Libres extraits de témoignages d’écrivains :

HEDI KADDOUR
(France – poète et professeur de littérature) :
 » Le roman est une bouchée. C’est dire qu’il ne tolère pas les phrases qui ont déjà été mâchées. Il raconte des aventures, mais la phrase aussi se doit d’y être une aventure, de ne pas sacrifier au cliché, de ne pas trop se laisser deviner. (…)
 » Sortir de sa tête, inventer le réel, inventer une langue, pour rendre le monde plus perceptible. « (…)
 » Des fusées de pensée au milieu des éclats du réel.
(…)
 » Le romancier ajoute un viatique qui nous préserve du tragique, et qui vient de la façon dont le roman demande à être lu : un mélange de croyance et de lucidité, de désinvolture et d’adhésion, de galop et de vigilance, une façon de changer, non pas le monde, mais notre relation au monde dans lequel il faut agir. »

FRANCOIS GANTHERET
(France – écrivain et psychanalyste) :
(…)  » L’expérience est rare, et toujours troublante, de se trouver en présence de l’innommable, d’une somme brute de sensations radicalement étranges, c’est-à- dire étrangères à notre univers de choses nommées.(…)
 » A tout instant survit en nous le tout petit enfant affronté pour la première fois à un monde de sensations dont il n’est pas distinct. »(…)
 » L’écriture de fiction, si elle a vocation d’affronter le lecteur, tel un homme neuf, à un monde neuf jamais éprouvé jusque-là, si elle se veut créatrice de nouveau, doit retrouver par quelque modération ce moment de naissance conjointe du moi et des objets « . (…)
« Retrouver dans les mots la présence brute, c’est se porter en cette aube où le monde et les objets émergent dans le sensible, et y porter dans le même mouvement le lecteur. Non pas les lui désigner – mais le faire naître avec eux. (…)
 » Nous avons à apprendre des peintres. de Cézanne, le  » primitif d’un art nouveau  » : acharné, une vie durant, à «  réaliser ses sensations  » ; à porter dans le réel ces remous intimes, couleurs, ombres, mouvements, dont l’âme s’émeut lorsque, tel l’enfant au premier jour, elle participe sans s’en séparer du monde où elle baigne. Comme celui qui écrit, et dont la plume reste en suspens en attente de la venue en lui du mot nécessaire, il pouvait rester de longues heures devant le motif sans poser une touche sur la toile.  » Parce que je ne suis plus innocent « , disait-il.
(…)
Mais celui qui écrit a affaire à des mots, que la langue verrouille bien plus fermement.
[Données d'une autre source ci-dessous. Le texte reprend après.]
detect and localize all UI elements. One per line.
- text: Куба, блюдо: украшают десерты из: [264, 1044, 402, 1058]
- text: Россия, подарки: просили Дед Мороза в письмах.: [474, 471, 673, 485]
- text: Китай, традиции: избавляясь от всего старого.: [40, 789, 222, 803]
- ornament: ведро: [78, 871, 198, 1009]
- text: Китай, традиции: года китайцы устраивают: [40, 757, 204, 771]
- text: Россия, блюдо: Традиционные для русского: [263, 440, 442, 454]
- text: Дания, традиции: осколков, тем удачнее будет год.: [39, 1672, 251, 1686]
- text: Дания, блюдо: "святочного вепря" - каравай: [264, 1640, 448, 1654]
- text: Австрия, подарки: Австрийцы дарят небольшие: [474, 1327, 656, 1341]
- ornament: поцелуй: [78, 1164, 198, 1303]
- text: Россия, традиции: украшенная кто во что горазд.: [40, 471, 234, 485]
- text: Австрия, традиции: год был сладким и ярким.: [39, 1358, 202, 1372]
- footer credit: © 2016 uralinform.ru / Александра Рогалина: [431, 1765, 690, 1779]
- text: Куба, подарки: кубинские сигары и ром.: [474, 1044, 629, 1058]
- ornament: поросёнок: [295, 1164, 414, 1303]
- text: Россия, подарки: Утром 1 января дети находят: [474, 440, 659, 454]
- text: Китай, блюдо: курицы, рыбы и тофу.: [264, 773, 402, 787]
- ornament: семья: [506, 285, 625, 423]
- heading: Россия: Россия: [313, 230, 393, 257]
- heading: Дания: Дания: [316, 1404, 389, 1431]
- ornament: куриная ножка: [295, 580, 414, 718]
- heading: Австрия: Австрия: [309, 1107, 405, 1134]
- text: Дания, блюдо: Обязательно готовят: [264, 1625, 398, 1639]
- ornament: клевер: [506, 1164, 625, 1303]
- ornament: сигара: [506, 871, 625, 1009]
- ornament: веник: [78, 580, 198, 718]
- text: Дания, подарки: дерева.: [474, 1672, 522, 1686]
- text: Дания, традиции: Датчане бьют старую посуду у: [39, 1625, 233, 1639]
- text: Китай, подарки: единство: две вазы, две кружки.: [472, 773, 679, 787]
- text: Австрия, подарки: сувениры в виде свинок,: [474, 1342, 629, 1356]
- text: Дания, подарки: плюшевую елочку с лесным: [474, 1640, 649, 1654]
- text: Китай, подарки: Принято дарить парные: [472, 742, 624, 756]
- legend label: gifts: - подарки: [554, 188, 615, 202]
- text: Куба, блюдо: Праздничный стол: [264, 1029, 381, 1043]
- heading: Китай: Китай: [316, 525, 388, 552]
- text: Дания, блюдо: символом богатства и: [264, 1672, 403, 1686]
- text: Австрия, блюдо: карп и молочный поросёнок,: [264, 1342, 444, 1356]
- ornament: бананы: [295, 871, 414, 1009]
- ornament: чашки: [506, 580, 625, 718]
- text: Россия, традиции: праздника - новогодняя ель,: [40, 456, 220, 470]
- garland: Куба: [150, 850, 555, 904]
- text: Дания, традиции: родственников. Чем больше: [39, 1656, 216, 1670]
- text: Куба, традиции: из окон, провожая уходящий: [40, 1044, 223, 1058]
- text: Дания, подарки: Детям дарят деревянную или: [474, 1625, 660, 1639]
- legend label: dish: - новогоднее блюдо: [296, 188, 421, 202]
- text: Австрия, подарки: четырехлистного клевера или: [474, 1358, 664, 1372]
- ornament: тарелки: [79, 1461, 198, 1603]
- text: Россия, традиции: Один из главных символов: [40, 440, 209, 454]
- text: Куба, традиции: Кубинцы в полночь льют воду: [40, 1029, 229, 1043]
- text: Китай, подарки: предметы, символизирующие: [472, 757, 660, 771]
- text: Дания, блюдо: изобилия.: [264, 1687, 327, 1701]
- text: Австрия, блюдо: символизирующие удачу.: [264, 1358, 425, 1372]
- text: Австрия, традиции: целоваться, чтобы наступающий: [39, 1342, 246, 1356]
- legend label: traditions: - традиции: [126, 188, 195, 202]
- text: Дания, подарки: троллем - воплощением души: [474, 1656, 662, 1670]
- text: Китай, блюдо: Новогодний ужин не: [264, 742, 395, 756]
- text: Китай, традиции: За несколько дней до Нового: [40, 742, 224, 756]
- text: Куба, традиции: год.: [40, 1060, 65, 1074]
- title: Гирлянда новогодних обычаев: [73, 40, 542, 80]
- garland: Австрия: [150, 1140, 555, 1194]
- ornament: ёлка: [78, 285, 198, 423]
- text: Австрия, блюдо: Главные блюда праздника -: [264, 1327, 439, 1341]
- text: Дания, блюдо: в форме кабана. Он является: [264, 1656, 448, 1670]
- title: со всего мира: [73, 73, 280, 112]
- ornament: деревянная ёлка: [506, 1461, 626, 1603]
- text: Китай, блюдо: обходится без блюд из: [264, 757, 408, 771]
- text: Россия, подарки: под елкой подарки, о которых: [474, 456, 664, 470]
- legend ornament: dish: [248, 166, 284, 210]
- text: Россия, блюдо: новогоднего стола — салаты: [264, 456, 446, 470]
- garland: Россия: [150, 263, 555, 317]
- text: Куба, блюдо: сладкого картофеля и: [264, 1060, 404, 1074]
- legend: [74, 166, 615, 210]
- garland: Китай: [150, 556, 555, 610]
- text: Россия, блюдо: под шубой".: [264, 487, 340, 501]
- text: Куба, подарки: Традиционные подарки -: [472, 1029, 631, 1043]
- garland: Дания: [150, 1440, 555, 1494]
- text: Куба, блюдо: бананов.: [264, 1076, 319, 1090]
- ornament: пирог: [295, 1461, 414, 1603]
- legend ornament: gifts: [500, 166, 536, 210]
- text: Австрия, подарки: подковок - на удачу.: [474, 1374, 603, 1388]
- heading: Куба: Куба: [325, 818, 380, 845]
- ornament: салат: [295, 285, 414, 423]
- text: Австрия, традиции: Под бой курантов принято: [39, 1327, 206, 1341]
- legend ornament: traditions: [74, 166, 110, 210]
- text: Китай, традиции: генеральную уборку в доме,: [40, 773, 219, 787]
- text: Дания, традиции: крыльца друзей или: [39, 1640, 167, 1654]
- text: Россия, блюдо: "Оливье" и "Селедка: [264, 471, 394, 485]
Il lui faut faire défaillir la langue comme il défaille lui-même dans la langue.(…)  » C’est la prix à payer pour que  » je  » prenne, fugitivement, la parole. »

ROBERT DESSAIX
(Australie) :
 » Dans tout ce que j’écris, l’angoisse, si angoisse il y a, semble jaillir le plus douloureusement non de la souffrance physique, mais de quelque chose de plus banal – en somme du fait de savoir à quel point ma vie quotidienne est banale. C’est parce que j’ai besoin de la racheter de sa banalité – et non de la souffrance – que je mène une double vie, que je voyage et que j’écris. »

YING CHEN
(née en 1961 à Shanghaï, elle vit au Canada et écrit en français) :
 » La vieille superstition chinoise, dont je me suis moquée dans ma jeunesse, se présente maintenant en moi, telle une angoisse sans nom, une ombre discrète qui influence parfois ma perception. Elle m’incite à la prudence des mots. Selon cette croyance, les mots seraient une énergie en soi. Prononcer avec insistance certains mots dirigerait l’énergie vitale dans un certain sens et, de ce fait, créerait ou modifierait un destin.(…)
 » S’il était vrai que les mots avaient tant de pouvoir, que la littérature pouvait encore influencer la vie à un niveau profond, alors je pense que l’optimisme serait un extraordinaire remède ou opium pour l’humanité dans son bref et douloureux passage au monde. L’homme moderne, comme l’homme de tous les temps, peut-être, le rejette trop rapidement au nom de la quête de quelque « vérité » qui, au fond, n’est autre chose que la vérité de la défaillance du corps, de la faiblesse de l’âme et de l’instinct de la mort. La lucidité a peu de sens si elle n’apporte pas une petit étincelle de vie. »(…)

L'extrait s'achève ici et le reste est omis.